Se alguém me dissesse que um dia eu iria adorar um disco do Sandy &
Junior, eu não acreditaria. Se dissesse que eu iria num show, aí sim
que eu não acreditaria mesmo.
Pois acreditem, eu adorei tanto o “Acústico MTV” Sandy & Junior- dos
acústicos da MTV, esse sem dúvidas foi o mais surpreendente, em todos
os sentidos -, que tive que conferir o show. E que show lindo, ein.
Tá, não sou fã deles e acredito que nunca fui. Sempre fui do partido
“Tanto Faz”, só conhecia os sucessos radiofônicos.
Em quase toda a minha vida, nunca vi uma banda que durasse tanto tempo
quanto eles- foram 17 anos. Sei que tem várias, conheço várias, mas
ver com meus próprios olhos, só vi Sandy e Junior.
No caminho do show, fui pensando “gente, eu, que sempre escutei rock
tô indo fazer o que num show desses?”. Mas chegando lá, vi que eu não
era o único com o mesmo sentimento de peixe fora d’água.
Claro, a grande maioria do público era formado por adolescentes, entre
seus 11 e 16 anos, mas o público era bastante variado. Tinha desde
país e avós que estavam acompanhando os filhos, à adultos (assim como
eu) querendo ver como tudo terminava.
O show foi uma experiência totalmente nova pra mim. muita gente, muita
fila, muitos seguranças e equipe técnica, muitos fotógrafos, muitos
vendedores (de porcarias) ambulantes e muita (mas MUITA) gritaria. A
qualquer movimento na cortina, os fãs mais xiitas entravam em
desespero, gritavam e choravam como se não houvesse mais amanhã. Eu,
claro, sempre sério, observava todo esse mundo tão diferente do meu.
Com uma meia hora de atraso, finalmente as cortinas se abrem! a
distância público-palo é enorme, mas dois telões ajudam a ver a banda
entrando. Um cenário lindo (imitando o da apresentação da MTV, só que
num telão). Uma banda pequena – prum palco tão enorme.
Começa o show. não sei bem qual música era, mas parecia que toda a
arquibancada sabia. Na pista, atrás das mesas, jovens (todos na casa
dos 20) assistiam o show com respeito, mas sem muita empolgação. Muita
coisa ainda prometia acontecer. E bem, aconteceu.
Mais ou menos na metade do show, as luzes se apagam, a banda some e
começa um clipe.
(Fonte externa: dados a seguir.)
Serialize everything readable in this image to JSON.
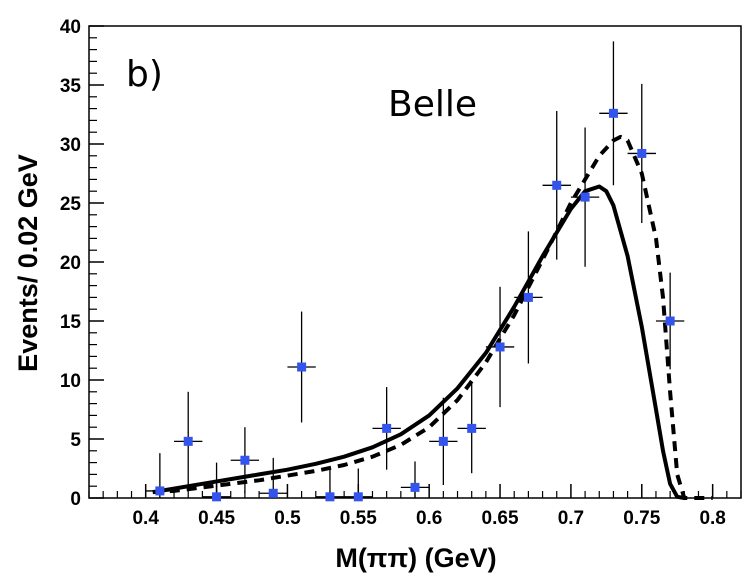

Como se fosse um “behind the music”, contando a
trajetória deles… as luzes voltaram! Sandy e Junior tinham trocado
de roupa ¬¬ (tá, achei totalmente descartável essa parte, mas é
mainstrean né, haha)
de volta aos microfones e seus banquinhos (que foram pouco usados),
eles se preparam pra tocar duas músicas novas. “segue em frente”, uma
compisição do Junior – segundo a Sandy. Num clima bem descolex à la
Jack Johnson, a música é quase uma mostra do que pode estar por vir na
sua carreira solo. Em seguida, Sandy assume os teclados, e toca a
canção mais bonita do show (na minha opinião, claro), “Abri os Olhos”.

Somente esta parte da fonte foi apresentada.